The buildings are heavy, made from a local stone that itself changes from one thing to another, sandstone sedimentary layers blending from deep, faded-blood red to a soft yellow, often in one carved piece. Stone from a Roman quarry eight miles away.

The stone is so eccentric it makes the cathedral look like a patchwork. A feeling that’s only enhanced by the slipped lines of decorations, the wonky and skewiff Norman arches, the might of pillars whose feet don’t quite match each other’s ground levels. Maybe the clay, when they built one bay, was wet, (don’t forget, ever, that Carlisle floods), but for whatever reason, stone pillars sank. So even the cathedral is in a state of movement, neither one thing or another. Where there should be something static, unchanging; there’s something that wiggles like a fish.

There are solid stone city walls and metal barricades on Botchergate. Heavy gates across empty alleyways and railings around war memorials. Clear, strong definitions. Black and white. With so much that is transient, temporary, timely, the city tries to draw strong lines.

Of course, a firm line always makes you see what’s either side of it. So the city’s attempts at definition only make the change, confusion and incoherence more apparent.

Carlisle’s about shift and uncertainty, the edge of places, the impermanence of stone.”

Written for an exhibition as part of the Empty Shops Network tour in Carlisle

Carlisle, city of two halves

The third stop on the Empty Shops Network tour (the second, Shoreham, was so manic it goes unblogged) is Carlisle.

It’s a bewildering, beautiful and bewitching city. I’m staying in a moderately grotty guesthouse a few minutes outside the city centre. The straight route here is down Botchergate (‘bid the dishonest man mend himself; if he mend, he is no longer dishonest; if he cannot, let the botcher mend him’).
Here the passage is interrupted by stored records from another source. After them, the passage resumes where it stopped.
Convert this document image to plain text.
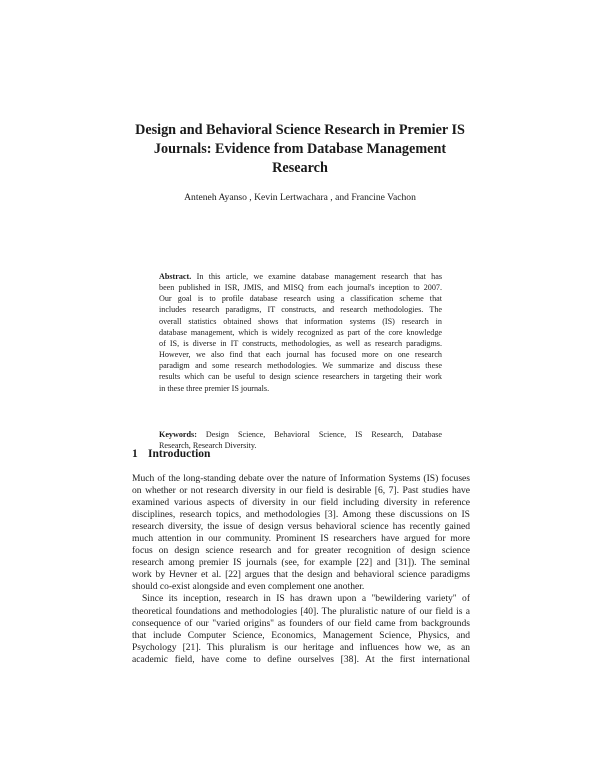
Design and Behavioral Science Research in Premier IS
Journals: Evidence from Database Management
Research
Anteneh Ayanso , Kevin Lertwachara , and Francine Vachon
Abstract. In this article, we examine database management research that has
been published in ISR, JMIS, and MISQ from each journal's inception to 2007.
Our goal is to profile database research using a classification scheme that
includes research paradigms, IT constructs, and research methodologies. The
overall statistics obtained shows that information systems (IS) research in
database management, which is widely recognized as part of the core knowledge
of IS, is diverse in IT constructs, methodologies, as well as research paradigms.
However, we also find that each journal has focused more on one research
paradigm and some research methodologies. We summarize and discuss these
results which can be useful to design science researchers in targeting their work
in these three premier IS journals.
Keywords: Design Science, Behavioral Science, IS Research, Database
Research, Research Diversity.
1 Introduction
Much of the long-standing debate over the nature of Information Systems (IS) focuses
on whether or not research diversity in our field is desirable [6, 7]. Past studies have
examined various aspects of diversity in our field including diversity in reference
disciplines, research topics, and methodologies [3]. Among these discussions on IS
research diversity, the issue of design versus behavioral science has recently gained
much attention in our community. Prominent IS researchers have argued for more
focus on design science research and for greater recognition of design science
research among premier IS journals (see, for example [22] and [31]). The seminal
work by Hevner et al. [22] argues that the design and behavioral science paradigms
should co-exist alongside and even complement one another.
Since its inception, research in IS has drawn upon a "bewildering variety" of
theoretical foundations and methodologies [40]. The pluralistic nature of our field is a
consequence of our "varied origins" as founders of our field came from backgrounds
that include Computer Science, Economics, Management Science, Physics, and
Psychology [21]. This pluralism is our heritage and influences how we, as an
academic field, have come to define ourselves [38]. At the first international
Botchergate is the main road into the town, but it’s shabby and semi-derelict at the bottom end, and at the top end is a string of pubs and rough alehouses. The drunkenness on a Friday and Saturday night is so bad that they actually close the road to traffic, to stop people falling under passing cars. Locals are obsessed with how bad the street is, and it’s certainly in need of some love and attention, especially as it’s the gateway to the city.

The other side of the city is where I spent today, starting in the gentle, intimate cathedral. It’s a magnificently shambolic building; some of the arches are wonky, and in one place a pillar sunk during building and the line of detail above is interrupted. The local stone changes colour from a white to a deep red, sometimes in one block, giving the building an even more haphazard feel, like patchwork made from favourite scraps. The ceiling holds the whole together; a dramatic blue with gold stars, best viewed by laying on your back on the stone floor and relaxing for five minutes. Which amuses local schoolchildren no end.

Tullie House Museum is equally eccentric, with Stanley Spencer paintings hung in stairwells and corridors where it’s almost impossible to see them and appreciate their incredible beauty. There’s a Peter Blake tucked away in a stairwell amongst some far less impressive portraits, as if they didn’t quite know where to hang it. And the Roman galleries, with a mock up of Hadrian’s Wall, butt up against a gallery about railway history which includes replica First and Third Class carriages with a view across to the castle.

The Cathedral and Tullie House are in a beautiful quarter, all rambling cobbled streets and corners with arches and turrets like a Harry Potter film set. It’s also home to the perfect Foxes cafe lounge, a quirky and eccentric eaterie with great staff, art on the walls, and comfy seats. The ideal way to end a day exploring.

It’s been difficult to get to grips with Carlisle this week, with the clash between rough drinking and ancient history and contemporary art making it hard to understand. But it’s a great city once you explore and just accept the accidental collisions, chance encounters and culture clashes.